Key distinction: Chronic AR = wide pulse pressure, slow progression, surgical timing question. Acute AR = narrow pulse pressure, shock, emergent surgery. This dichotomy alone resolves many board stems.

— Stem: "55-year-old man with known BAV, severe AR on echo (regurgitant fraction 55%), LVEF 50%, LVESD 52 mm. Asymptomatic, BP 128/60. What is next best step?"
— Answer: Refer for AVR — meets Class I (EF ≤55%) and Class IIa (LVESD >50 mm). Don't be fooled by "asymptomatic."
— Stem: "Patient with known moderate-severe AR develops exertional dyspnea over 3 months. LVEF 60%."
— Answer: Refer for AVR — symptoms alone, regardless of EF, are Class I.
— Stem: "Apical diastolic rumble, soft S1, no opening snap, decrescendo diastolic murmur at LSB."
— Answer: Austin Flint murmur of AR, not MS.

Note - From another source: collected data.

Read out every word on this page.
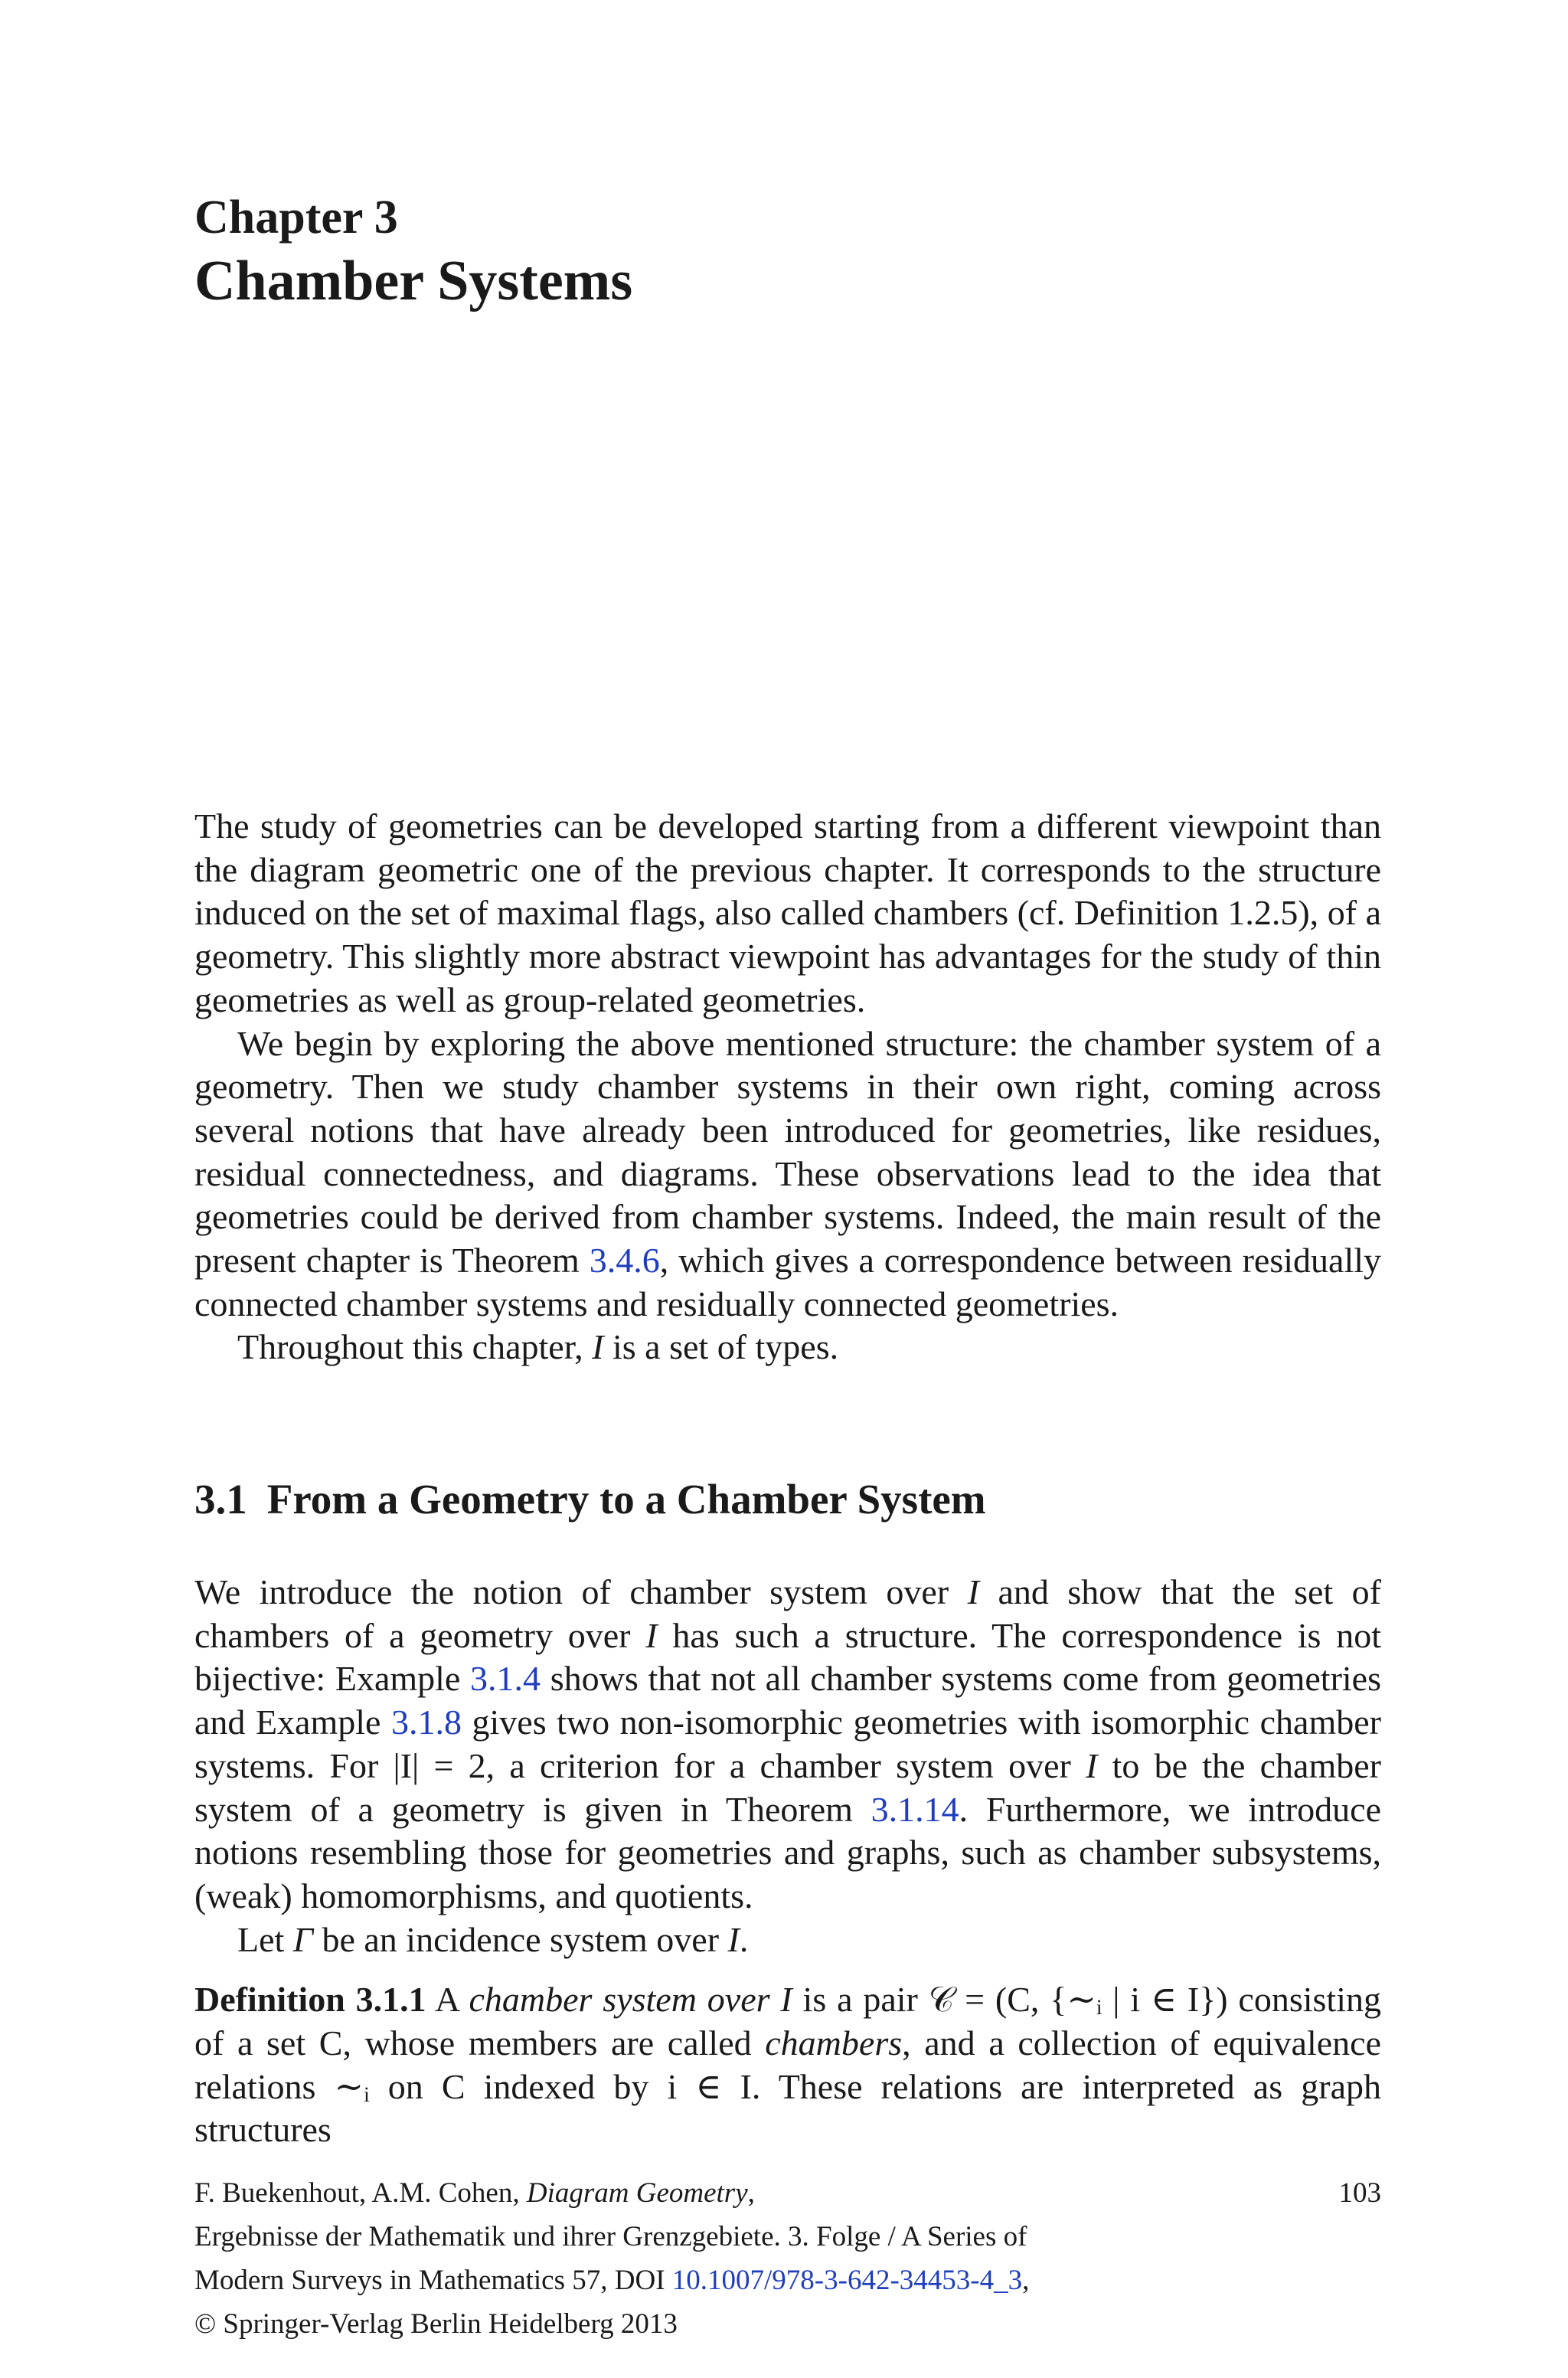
Chapter 3
Chamber Systems

The study of geometries can be developed starting from a different viewpoint than the diagram geometric one of the previous chapter. It corresponds to the structure induced on the set of maximal flags, also called chambers (cf. Definition 1.2.5), of a geometry. This slightly more abstract viewpoint has advantages for the study of thin geometries as well as group-related geometries.

We begin by exploring the above mentioned structure: the chamber system of a geometry. Then we study chamber systems in their own right, coming across several notions that have already been introduced for geometries, like residues, residual connectedness, and diagrams. These observations lead to the idea that geometries could be derived from chamber systems. Indeed, the main result of the present chapter is Theorem 3.4.6, which gives a correspondence between residually connected chamber systems and residually connected geometries.

Throughout this chapter, I is a set of types.

3.1 From a Geometry to a Chamber System

We introduce the notion of chamber system over I and show that the set of chambers of a geometry over I has such a structure. The correspondence is not bijective: Example 3.1.4 shows that not all chamber systems come from geometries and Example 3.1.8 gives two non-isomorphic geometries with isomorphic chamber systems. For |I| = 2, a criterion for a chamber system over I to be the chamber system of a geometry is given in Theorem 3.1.14. Furthermore, we introduce notions resembling those for geometries and graphs, such as chamber subsystems, (weak) homomorphisms, and quotients.

Let Γ be an incidence system over I.

Definition 3.1.1 A chamber system over I is a pair 𝒞 = (C, {∼ᵢ | i ∈ I}) consisting of a set C, whose members are called chambers, and a collection of equivalence relations ∼ᵢ on C indexed by i ∈ I. These relations are interpreted as graph structures

F. Buekenhout, A.M. Cohen, Diagram Geometry,
Ergebnisse der Mathematik und ihrer Grenzgebiete. 3. Folge / A Series of
Modern Surveys in Mathematics 57, DOI 10.1007/978-3-642-34453-4_3,
© Springer-Verlag Berlin Heidelberg 2013
103
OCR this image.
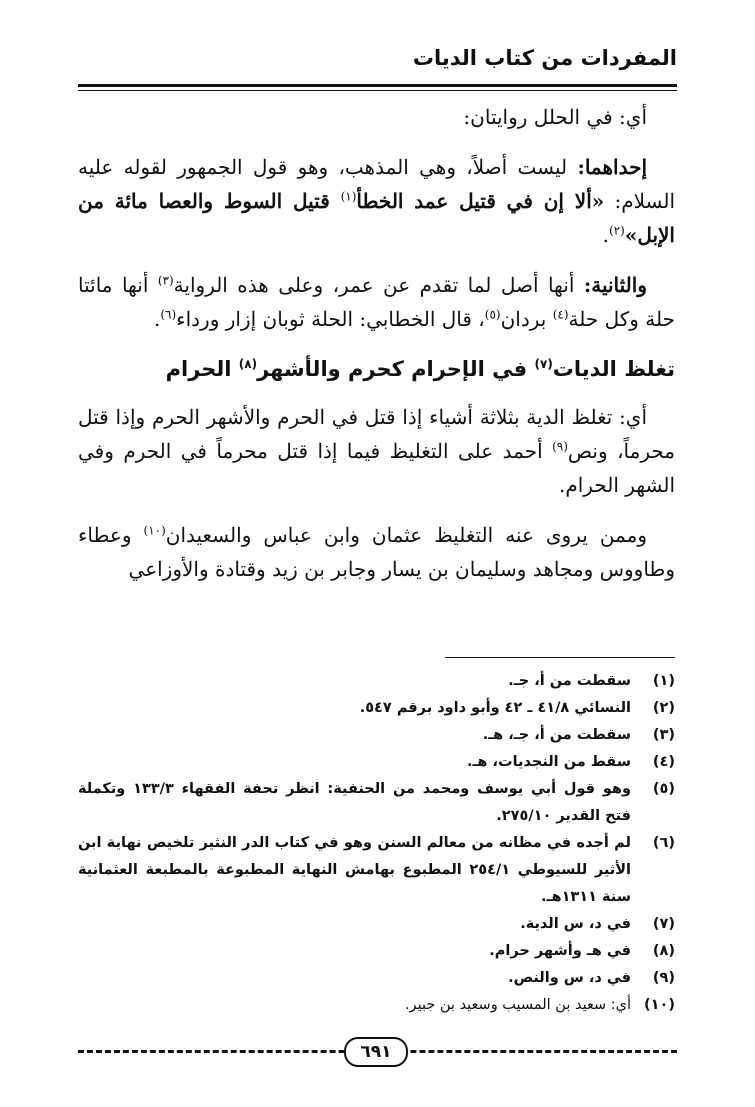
المفردات من كتاب الديات

أي: في الحلل روايتان:

إحداهما: ليست أصلاً، وهي المذهب، وهو قول الجمهور لقوله عليه السلام: «ألا إن في قتيل عمد الخطأ$^{(١)}$ قتيل السوط والعصا مائة من الإبل»$^{(٢)}$.

والثانية: أنها أصل لما تقدم عن عمر، وعلى هذه الرواية$^{(٣)}$ أنها مائتا حلة وكل حلة$^{(٤)}$ بردان$^{(٥)}$، قال الخطابي: الحلة ثوبان إزار ورداء$^{(٦)}$.

تغلظ الديات$^{(٧)}$ في الإحرام كحرم والأشهر$^{(٨)}$ الحرام

أي: تغلظ الدية بثلاثة أشياء إذا قتل في الحرم والأشهر الحرم وإذا قتل محرماً، ونص$^{(٩)}$ أحمد على التغليظ فيما إذا قتل محرماً في الحرم وفي الشهر الحرام.

وممن يروى عنه التغليظ عثمان وابن عباس والسعيدان$^{(١٠)}$ وعطاء وطاووس ومجاهد وسليمان بن يسار وجابر بن زيد وقتادة والأوزاعي

(١)
سقطت من أ، جـ.
(٢)
النسائي ٤١/٨ ـ ٤٢ وأبو داود برقم ٥٤٧.
(٣)
سقطت من أ، جـ، هـ.
(٤)
سقط من النجديات، هـ.
(٥)
وهو قول أبي يوسف ومحمد من الحنفية: انظر تحفة الفقهاء ١٣٣/٣ وتكملة فتح القدير ٢٧٥/١٠.
(٦)
لم أجده في مظانه من معالم السنن وهو في كتاب الدر النثير تلخيص نهاية ابن الأثير للسيوطي ٢٥٤/١ المطبوع بهامش النهاية المطبوعة بالمطبعة العثمانية سنة ١٣١١هـ.
(٧)
في د، س الدية.
(٨)
في هـ وأشهر حرام.
(٩)
في د، س والنص.
(١٠)
أي: سعيد بن المسيب وسعيد بن جبير.
٦٩١
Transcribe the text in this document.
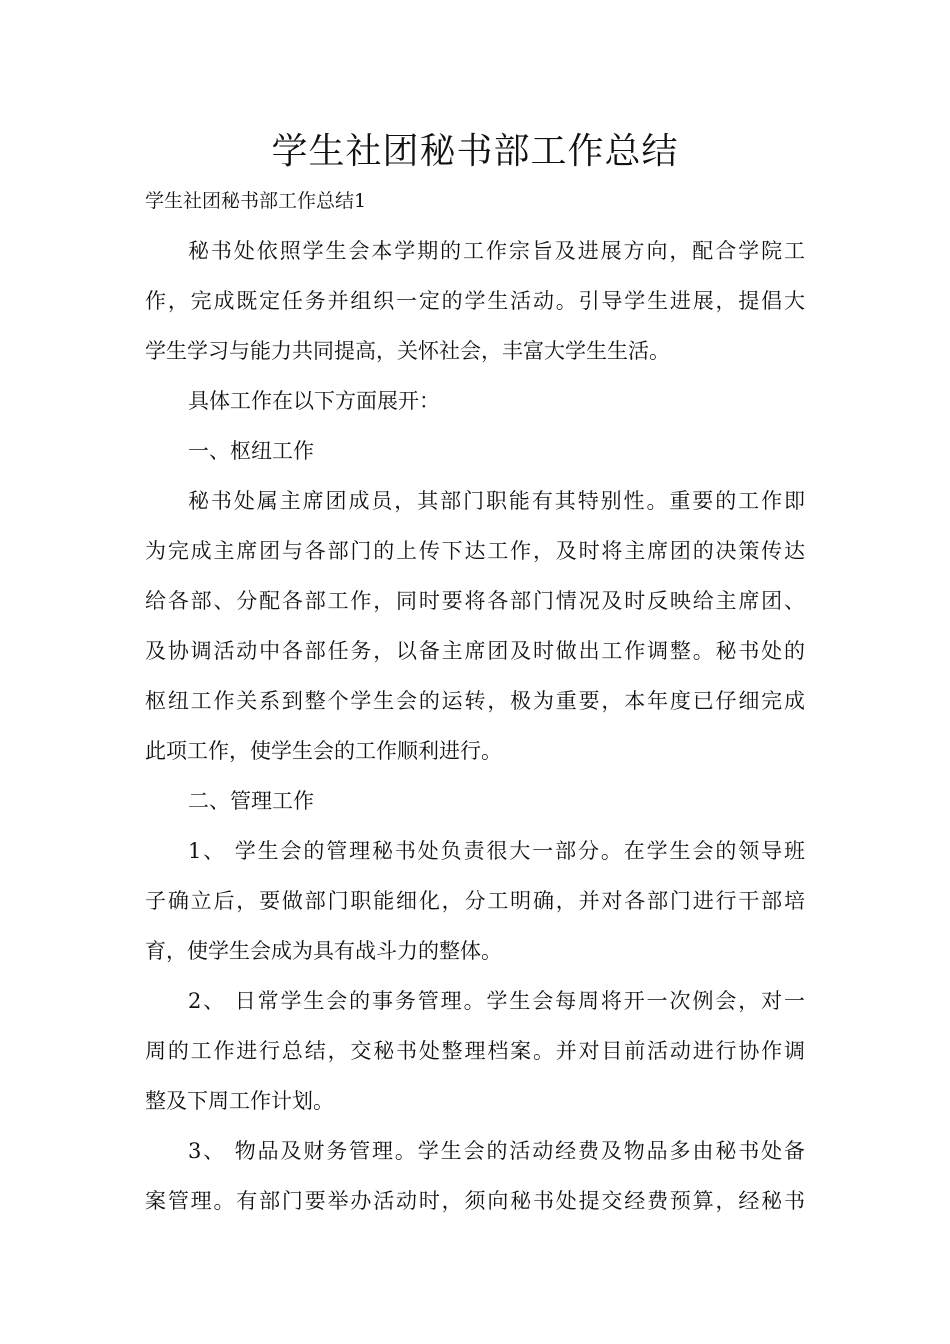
学生社团秘书部工作总结
学生社团秘书部工作总结1
秘书处依照学生会本学期的工作宗旨及进展方向，配合学院工
作，完成既定任务并组织一定的学生活动。引导学生进展，提倡大
学生学习与能力共同提高，关怀社会，丰富大学生生活。
具体工作在以下方面展开：
一、枢纽工作
秘书处属主席团成员，其部门职能有其特别性。重要的工作即
为完成主席团与各部门的上传下达工作，及时将主席团的决策传达
给各部、分配各部工作，同时要将各部门情况及时反映给主席团、
及协调活动中各部任务，以备主席团及时做出工作调整。秘书处的
枢纽工作关系到整个学生会的运转，极为重要，本年度已仔细完成
此项工作，使学生会的工作顺利进行。
二、管理工作
1、 学生会的管理秘书处负责很大一部分。在学生会的领导班
子确立后，要做部门职能细化，分工明确，并对各部门进行干部培
育，使学生会成为具有战斗力的整体。
2、 日常学生会的事务管理。学生会每周将开一次例会，对一
周的工作进行总结，交秘书处整理档案。并对目前活动进行协作调
整及下周工作计划。
3、 物品及财务管理。学生会的活动经费及物品多由秘书处备
案管理。有部门要举办活动时，须向秘书处提交经费预算，经秘书
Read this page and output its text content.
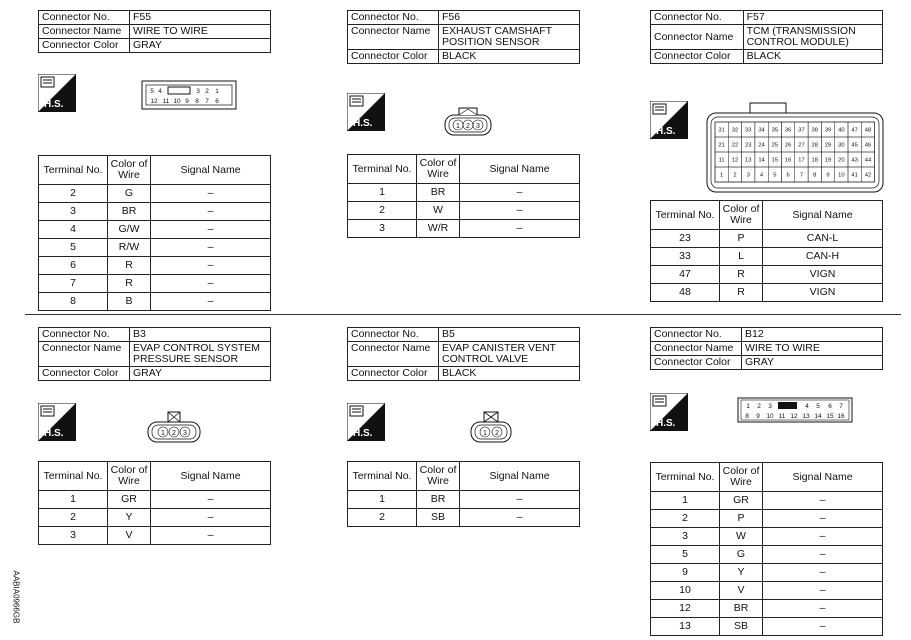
Connector No.	F55
Connector Name	WIRE TO WIRE
Connector Color	GRAY
H.S.
5 4	3 2 1
12 11 10 9 8 7 6
Terminal No.	Color of Wire	Signal Name
2	G	–
3	BR	–
4	G/W	–
5	R/W	–
6	R	–
7	R	–
8	B	–
Connector No.	F56
Connector Name	EXHAUST CAMSHAFT POSITION SENSOR
Connector Color	BLACK
H.S.	1 2 3
Terminal No.	Color of Wire	Signal Name
1	BR	–
2	W	–
3	W/R	–
Connector No.	F57
Connector Name	TCM (TRANSMISSION CONTROL MODULE)
Connector Color	BLACK
H.S.	31 32 33 34 35 36 37 38 39 40 47 48
21 22 23 24 25 26 27 28 29 30 45 46
11 12 13 14 15 16 17 18 19 20 43 44
1 2 3 4 5 6 7 8 9 10 41 42
Terminal No.	Color of Wire	Signal Name
23	P	CAN-L
33	L	CAN-H
47	R	VIGN
48	R	VIGN
Connector No.	B3
Connector Name	EVAP CONTROL SYSTEM PRESSURE SENSOR
Connector Color	GRAY
H.S.	1 2 3
Terminal No.	Color of Wire	Signal Name
1	GR	–
2	Y	–
3	V	–
Connector No.	B5
Connector Name	EVAP CANISTER VENT CONTROL VALVE
Connector Color	BLACK
H.S.	1 2
Terminal No.	Color of Wire	Signal Name
1	BR	–
2	SB	–
Connector No.	B12
Connector Name	WIRE TO WIRE
Connector Color	GRAY
H.S.
1 2 3	4 5 6 7
8 9 10 11 12 13 14 15 16
Terminal No.	Color of Wire	Signal Name
1	GR	–
2	P	–
3	W	–
5	G	–
9	Y	–
10	V	–
12	BR	–
13	SB	–
AABIA0966GB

— Stem: "IV drug user with fever, narrow pulse pressure, pulmonary edema, soft diastolic murmur."
— Answer: Acute AR from endocarditis — TEE, blood cultures, IV antibiotics, emergent surgery.
— Stem: "BAV patient, mild AR, ascending aorta 5.2 cm, family history of dissection."
— Answer: Aortic replacement at ≥5.0 cm given high-risk feature.
— Stem: "Asymptomatic mild AR, BP 118/72, normal LV."
— Answer: No vasodilator therapy — observation only. Adding ACEi without indication is wrong.
— Stem: "Marfan, root 4.8 cm, planning pregnancy."
— Answer: Defer pregnancy, root replacement first (relative contraindication at >4.5 cm).
— Stem: "32-year-old needs AVR for severe AR."
— Answer: Mechanical valve or valve-sparing repair — durability priority.
— Stem: "Patient with mechanical AVR asks about DOAC for convenience."
— Answer: No — warfarin only; DOACs contraindicated.
— Stem: "Asymptomatic severe AR, normal LV."
— Answer: TTE every 6–12 months.
Step 3 management: Recognize that Step 3 stems frequently pivot on what to do next in clinic, not just diagnosis — so commit the surgical trigger trio, valve-choice age cutoffs, and surveillance intervals to memory; they recur across stems.

Chronic aortic regurgitation is a slowly progressive volume-overload lesion in which surgical timing — driven by symptom onset, LVEF ≤55%, LVESD >50 mm, or aortopathy thresholds — defines outcomes, while medical therapy (BP control with vasodilators) is supportive but never curative.
Board pearl: If you remember only one thing from this topic, remember that chronic AR is a timing problem, not a treatment problem — the question is always when to send to surgery, and the answer is at the first sign of symptoms, EF decline to ≤55%, LVESD exceeding 50 mm, or aortic dilation reaching threshold — never later.